W trakcie wyborów prezydenckich w 2005 roku byłam z ramienia PiS mężem zaufania w jednej z mokotowskich komisji wyborczych. Ku mojemu zdumieniu na bardzo wielu kartach wyborczych widniał dopisek: „król Julian na prezydenta”. Nie rozumiałam o co chodzi dowcipnisiom szczególnie, że głosy z różnymi, nawet wulgarnymi dopiskami okazały się ważne, dopóki zgorszone moją ignorancją wnuki nie namówiły mnie do obejrzenia ich ulubionego serialu: „Pingwiny z Madagaskaru”. Kilka dni temu z prawdziwą przyjemnością obejrzałam odcinek „Pingwinów” poświęcony pandemii, która wybuchła w ZOO. Objawem choroby było nieznośne swędzenie. Dla bezpieczeństwa ZOO król Julian, narcystyczny lemur, zarządził kwarantannę chorych w akwarium, do którego wepchnięto ich jak worki z kartoflami, jednego na drugim. Warto posłuchać wypowiedzi króla Juliana na temat jego odpowiedzialności za losy całego ZOO. Jakbym słyszała naszych propagandzistów od szczepionek, maseczek i zamykania ludzi w domach. Król Julian jest poza tym esencją – jeżeli można tak powiedzieć - przezydenckości. Esencją polityka, którego jedyną rolą jest pilnowanie żyrandola, lecz który swoimi chaotycznymi i megalomańskimi posunięciami przynosi społeczności ZOO wiele szkody.
Po wielu latach zrozumiałam wreszcie o co chodziło dowcipnisiom z 2005 roku i bardzo się wstydzę, że nie widziałam tego wcześniej. Wzorcem władcy absolutnego, zawsze słuchanego przez swoich poddanych jest również król z którym spotyka się Mały Książe, bohater słynnej powieści dla dzieci od roku do stu lat, którą napisał Antoine de Saint-Exupéry. Król podczas rozmowy przekazuje Małemu Księciu filozofię swojej władzy.
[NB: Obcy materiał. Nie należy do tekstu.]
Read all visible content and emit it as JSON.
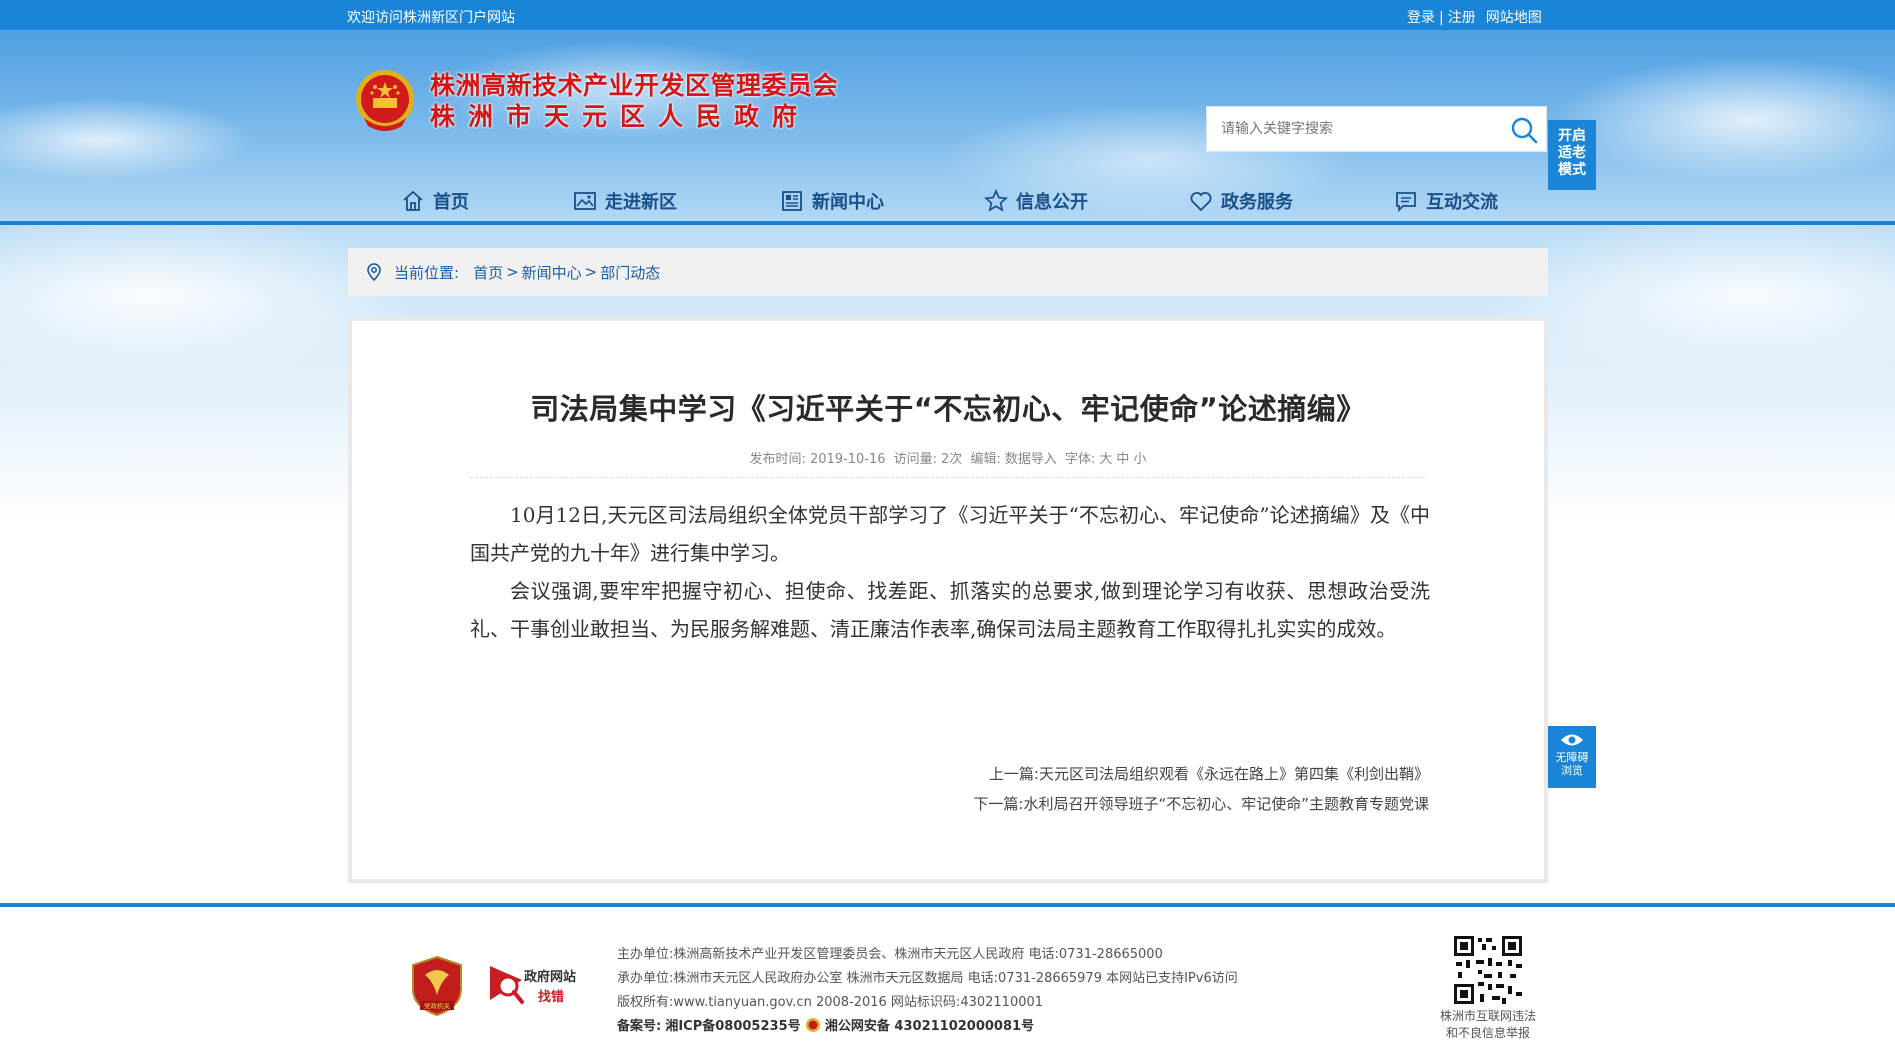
{
  "topbar": {
    "welcome": "欢迎访问株洲新区门户网站",
    "login": "登录",
    "separator": "|",
    "register": "注册",
    "sitemap": "网站地图"
  },
  "header": {
    "org_name_1": "株洲高新技术产业开发区管理委员会",
    "org_name_2": "株洲市天元区人民政府",
    "search_placeholder": "请输入关键字搜索",
    "elder_mode": [
      "开启",
      "适老",
      "模式"
    ]
  },
  "nav": {
    "items": [
      {
        "label": "首页",
        "icon": "home-icon"
      },
      {
        "label": "走进新区",
        "icon": "image-icon"
      },
      {
        "label": "新闻中心",
        "icon": "newspaper-icon"
      },
      {
        "label": "信息公开",
        "icon": "star-icon"
      },
      {
        "label": "政务服务",
        "icon": "heart-icon"
      },
      {
        "label": "互动交流",
        "icon": "chat-icon"
      }
    ]
  },
  "breadcrumb": {
    "label": "当前位置:",
    "items": [
      "首页",
      "新闻中心",
      "部门动态"
    ],
    "separator": ">"
  },
  "article": {
    "title": "司法局集中学习《习近平关于“不忘初心、牢记使命”论述摘编》",
    "meta": {
      "published_label": "发布时间:",
      "published_date": "2019-10-16",
      "views_label": "访问量:",
      "views": "2次",
      "editor_label": "编辑:",
      "editor": "数据导入",
      "font_label": "字体:",
      "font_large": "大",
      "font_medium": "中",
      "font_small": "小"
    },
    "paragraphs": [
      "10月12日,天元区司法局组织全体党员干部学习了《习近平关于“不忘初心、牢记使命”论述摘编》及《中国共产党的九十年》进行集中学习。",
      "会议强调,要牢牢把握守初心、担使命、找差距、抓落实的总要求,做到理论学习有收获、思想政治受洗礼、干事创业敢担当、为民服务解难题、清正廉洁作表率,确保司法局主题教育工作取得扎扎实实的成效。"
    ],
    "prev_label": "上一篇:",
    "prev_title": "天元区司法局组织观看《永远在路上》第四集《利剑出鞘》",
    "next_label": "下一篇:",
    "next_title": "水利局召开领导班子“不忘初心、牢记使命”主题教育专题党课"
  },
  "accessibility": {
    "label_1": "无障碍",
    "label_2": "浏览"
  },
  "footer": {
    "badge_1_text": "党政机关",
    "badge_2_text_1": "政府网站",
    "badge_2_text_2": "找错",
    "host": "主办单位:株洲高新技术产业开发区管理委员会、株洲市天元区人民政府 电话:0731-28665000",
    "operator": "承办单位:株洲市天元区人民政府办公室 株洲市天元区数据局 电话:0731-28665979 本网站已支持IPv6访问",
    "copyright": "版权所有:www.tianyuan.gov.cn 2008-2016 网站标识码:4302110001",
    "icp_label": "备案号:",
    "icp": "湘ICP备08005235号",
    "police": "湘公网安备 43021102000081号",
    "qr_caption_1": "株洲市互联网违法",
    "qr_caption_2": "和不良信息举报"
  },
  "colors": {
    "primary_blue": "#1a85d6",
    "title_red": "#d01818",
    "nav_text": "#1a4f8a"
  }
}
Otóż jeżeli władca chce być dokładnie wysłuchiwany przez swoich poddanych musi im wydawać wyłącznie rozsądne rozkazy. „SI j'ordonnais à un général de voler une fleur à l'autre à la façon d'un papillon, ou d'écrire une tragédie, ou de se changer en oiseau de mer, et si le général n'exécutait pas l'ordre reçu, qui, de lui ou de moi, serait dans son tort?” Co znaczy: „Gdybym nakazał generałowi latać jak motylek z kwiatka na kwiatek, albo napisać tragedię, albo zmienić się w morskiego ptaka i jeżeli generał nie wykonałby otrzymanego rozkazu to kto popełniłby błąd, on czy ja?”
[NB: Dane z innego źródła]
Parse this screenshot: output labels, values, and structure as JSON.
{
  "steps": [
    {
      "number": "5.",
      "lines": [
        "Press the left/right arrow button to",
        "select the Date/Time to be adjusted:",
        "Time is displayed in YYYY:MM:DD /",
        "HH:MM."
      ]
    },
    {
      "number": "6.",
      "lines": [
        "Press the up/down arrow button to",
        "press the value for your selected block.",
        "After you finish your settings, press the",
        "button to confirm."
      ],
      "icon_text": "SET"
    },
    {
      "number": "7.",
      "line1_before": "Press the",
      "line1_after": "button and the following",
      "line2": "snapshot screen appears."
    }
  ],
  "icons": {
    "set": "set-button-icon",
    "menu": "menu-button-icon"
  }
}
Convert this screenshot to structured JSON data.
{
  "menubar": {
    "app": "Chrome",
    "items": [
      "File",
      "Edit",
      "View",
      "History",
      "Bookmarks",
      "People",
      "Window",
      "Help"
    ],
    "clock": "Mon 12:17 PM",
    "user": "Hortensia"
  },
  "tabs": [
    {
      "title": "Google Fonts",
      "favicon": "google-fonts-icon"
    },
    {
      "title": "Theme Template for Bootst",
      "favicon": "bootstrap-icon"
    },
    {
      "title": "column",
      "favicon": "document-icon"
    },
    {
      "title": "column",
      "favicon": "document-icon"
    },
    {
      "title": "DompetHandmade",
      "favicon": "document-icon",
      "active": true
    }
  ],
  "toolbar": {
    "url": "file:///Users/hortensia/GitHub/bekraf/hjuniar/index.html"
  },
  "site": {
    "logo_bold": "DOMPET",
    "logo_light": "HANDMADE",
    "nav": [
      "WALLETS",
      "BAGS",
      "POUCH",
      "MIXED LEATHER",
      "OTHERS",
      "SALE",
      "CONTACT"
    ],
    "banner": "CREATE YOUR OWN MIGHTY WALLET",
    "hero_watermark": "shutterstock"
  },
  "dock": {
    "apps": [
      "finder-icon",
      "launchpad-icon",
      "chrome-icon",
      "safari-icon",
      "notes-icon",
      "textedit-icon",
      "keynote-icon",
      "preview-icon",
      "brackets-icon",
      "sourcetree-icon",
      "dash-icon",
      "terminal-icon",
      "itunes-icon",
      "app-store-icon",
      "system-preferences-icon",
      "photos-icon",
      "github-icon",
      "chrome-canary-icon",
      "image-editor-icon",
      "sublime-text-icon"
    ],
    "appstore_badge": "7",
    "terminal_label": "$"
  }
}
Mały Książe dobrze zrozumiał króla. Poza tym poczuł się trochę znudzony jego wywodami więc powiedział: „Si votre majesté désirait être obéie ponctuellement, elle pourrait me donner un ordre raisonnable. Elle pourrait m'ordonner, par exemple, de partir avant une minute”. Co znaczy: „Jeżeli Wasza Wysokość pragnie być dokładnie wysłuchany może mi wydać jakiś rozsądny rozkaz. Może mi na przykład rozkazać abym odszedł stąd przed upływem minuty”. Nie mogłam się oprzeć przed zacytowaniem tych tekstów w oryginale bo podczas szkolnego międzynarodowego obozu językowego w Giżycku odgrywałam właśnie rolę króla i swoją rolę pamiętam do dziś. Małego Księcia brawurowo odegrała koleżanka Basia Sokół. Na marginesie. W szkolnych przedstawieniach zawsze grałam króla, mędrca albo smoka. Nigdy nie zagrałam królewny, księżniczki a nawet choćby tylko nieszczęsnej topielicy czyli Ofelii -a tak o tym marzyłam. Taki już jest mój podły los. Kiedy mały Książe poprosił króla żeby rozkazał słońcu zajść ten odparł, że czeka na sprzyjające okoliczności. Na planetoidzie numer 325 oprócz króla mieszkał – o ile dobrze pamiętam - tylko stary szczur. Król zaproponował księciu aby jako minister sprawiedliwości regularnie skazywał tego szczura na śmierć a potem go ułaskawiał. A Małego Księcia opuszczającego planetoidę zgodnie z wydanym rozsądnym rozkazem król mianował swoim ambasadorem.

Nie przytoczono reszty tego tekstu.